Mathis est très mignon, c'est certain. Il est bourré de charme et ses joues parsemées d'une courte barbe sombre ainsi que ses yeux clairs le rendent très attirant, je dois l'admettre. C'est tout à fait le genre de garçon qui plaît à Nina : très grand, brun, barbu, sexy... Bref. Je connais la fille dont je suis tombée amoureuse même si certains aspects de sa personnalité ont changé depuis quelques mois. Le type de garçon qui lui plaît est toujours le même et je sais que j'ai raison puisque j'ai été jalouse à de nombreuses reprises lorsqu'elle sortait avec Hugo ou Louis. C'était très désagréable comment sentiments.
- C'est d'accord, répond soudainement Mathis, me tirant vivement de mes pensées qui sont allées bien trop loin.
Puis il se tourne vers Solène :
- Tu veux venir aussi ?
Mon ancienne amie semble paniquer à cette question et elle nous fixe tour à tour.
- Heu... Je... Non. Je ne pourrai pas, bafouille-t-elle avant de continuer à manger.
- T'es sûre ? insiste-t-il.
- Oui, c'est gentil de proposer, sourit-elle, crispée.
- Comme tu veux !
Malgré qu'ils ne se soient jamais parlé, les garçons trouvent rapidement un sujet de conversation sur lequel ils tombent immédiatement d'accord. Ils se mettent à discuter du match de basket de la veille et j'apprends par la même occasion que Mathis pratiquait ce sport l'an passé. Tout comme Tim. Ce dernier lui propose alors de venir s'inscrire dans le club où il joue déjà mais je n'écoute déjà plus la suite.
Inconsciemment, je me mets à observer Solène. Elle mange lentement sans dire un mot quand soudain, elle relève la tête et fixe un point derrière Mathis et moi alors je me retourne : c'est le regard desaprobatif de Nina que je croise. J'ignore pourquoi mais ça m'énerve. Pourquoi lui jeter un tel regard alors qu'elle s'est simplement installée à notre table ?
Je reste silencieuse pendant pratiquement tout le déjeuner, mais lorsque nous rejoignons le cours suivant, la chimie, je ne perds pas de temps pour interroger Mathis sur le sujet qui me préoccupe.
- Tu passes un peu de temps avec Nina et sa bande, pas vrai ?
- Oui, un peu.

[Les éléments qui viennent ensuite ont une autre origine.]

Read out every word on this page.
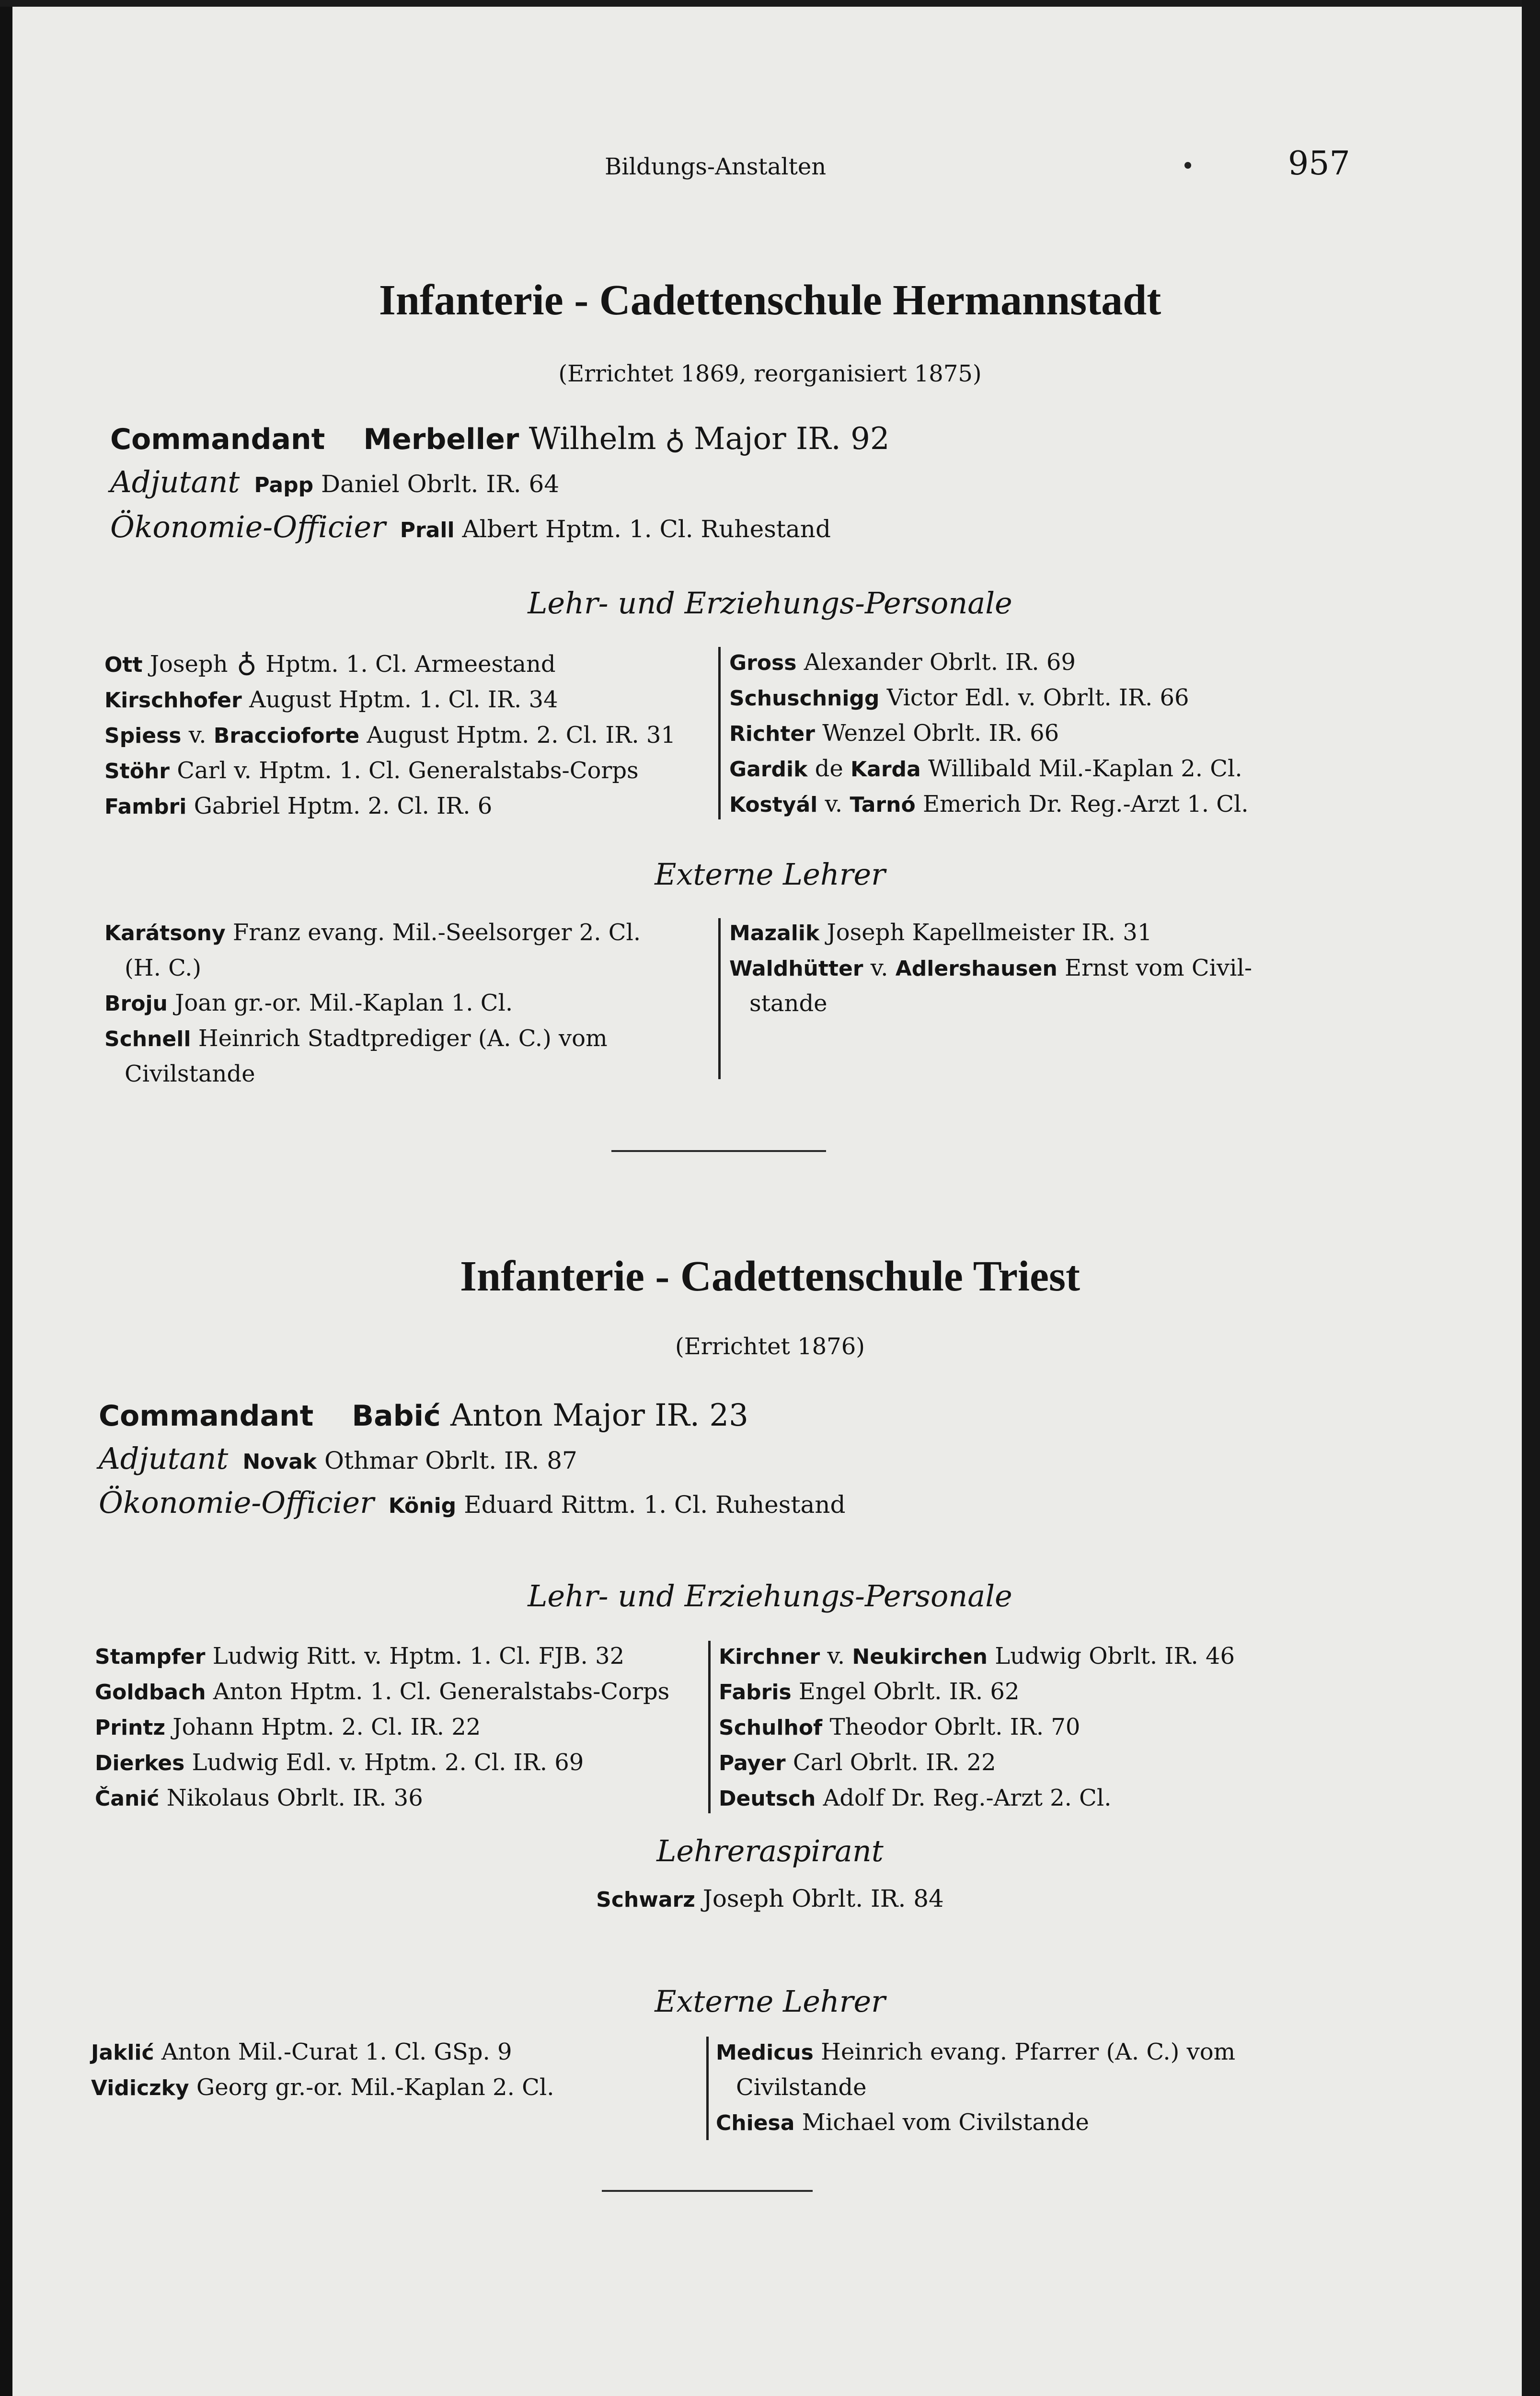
Bildungs-Anstalten	957
Infanterie - Cadettenschule Hermannstadt
(Errichtet 1869, reorganisiert 1875)
Commandant Merbeller Wilhelm ♁ Major IR. 92
Adjutant Papp Daniel Obrlt. IR. 64
Ökonomie-Officier Prall Albert Hptm. 1. Cl. Ruhestand
Lehr- und Erziehungs-Personale
Ott Joseph ♁ Hptm. 1. Cl. Armeestand
Kirschhofer August Hptm. 1. Cl. IR. 34
Spiess v. Braccioforte August Hptm. 2. Cl. IR. 31
Stöhr Carl v. Hptm. 1. Cl. Generalstabs-Corps
Fambri Gabriel Hptm. 2. Cl. IR. 6
Gross Alexander Obrlt. IR. 69
Schuschnigg Victor Edl. v. Obrlt. IR. 66
Richter Wenzel Obrlt. IR. 66
Gardik de Karda Willibald Mil.-Kaplan 2. Cl.
Kostyál v. Tarnó Emerich Dr. Reg.-Arzt 1. Cl.
Externe Lehrer
Karátsony Franz evang. Mil.-Seelsorger 2. Cl.
(H. C.)
Broju Joan gr.-or. Mil.-Kaplan 1. Cl.
Schnell Heinrich Stadtprediger (A. C.) vom
Civilstande
Mazalik Joseph Kapellmeister IR. 31
Waldhütter v. Adlershausen Ernst vom Civil-
stande
Infanterie - Cadettenschule Triest
(Errichtet 1876)
Commandant Babić Anton Major IR. 23
Adjutant Novak Othmar Obrlt. IR. 87
Ökonomie-Officier König Eduard Rittm. 1. Cl. Ruhestand
Lehr- und Erziehungs-Personale
Stampfer Ludwig Ritt. v. Hptm. 1. Cl. FJB. 32
Goldbach Anton Hptm. 1. Cl. Generalstabs-Corps
Printz Johann Hptm. 2. Cl. IR. 22
Dierkes Ludwig Edl. v. Hptm. 2. Cl. IR. 69
Čanić Nikolaus Obrlt. IR. 36
Kirchner v. Neukirchen Ludwig Obrlt. IR. 46
Fabris Engel Obrlt. IR. 62
Schulhof Theodor Obrlt. IR. 70
Payer Carl Obrlt. IR. 22
Deutsch Adolf Dr. Reg.-Arzt 2. Cl.
Lehreraspirant
Schwarz Joseph Obrlt. IR. 84
Externe Lehrer
Jaklić Anton Mil.-Curat 1. Cl. GSp. 9
Vidiczky Georg gr.-or. Mil.-Kaplan 2. Cl.
Medicus Heinrich evang. Pfarrer (A. C.) vom
Civilstande
Chiesa Michael vom Civilstande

Pourquoi ?
- Qu'est-ce que tu penses de Solène ?
S'il est surpris de ma question, il n'en laisse rien paraitre et me répond spontanément.
- Elle est très timide et ne parle pas beaucoup, mais je pense qu'elle est plutôt sympa. Tu m'en veux de l'avoir invitée, c'est ça ? me questionne-t-il en fronçant les sourcils. Je sais que tu t'es embrouillée avec Nina et que les autres l'ont suivi mais je voulais seulement être poli.
- Non, je ne t'en veux pas, lui souris-je. Tu sais, quand j'étais encore amie avec eux, elle était déjà un peu réservée mais j'ai l'impression qu'elle l'est encore plus maintenant.
- Tu t'inquiètes pour elle ?
Je hausse les épaules et lui réponds en continuant de prendre mon cours en note :
- On dirait presque que Nina est devenue le grand patron, ricané-je, et comme Solène n'est pas du genre à l'ouvrir, je pense qu'elle se laisse faire.
- T'as pas tort, c'est elle la chef, rigole-t-il avant de reprendre son sérieux. Mais t'as peut-être raison là-dessus : je vais essayer de lui en parler. Mais j'aurais une question.
Je devine facilement la question qui va suivre mais je hoche tout de même la tête pour lui donner la parole.
- Qu'est-ce qu'il s'est passé entre elle et toi ?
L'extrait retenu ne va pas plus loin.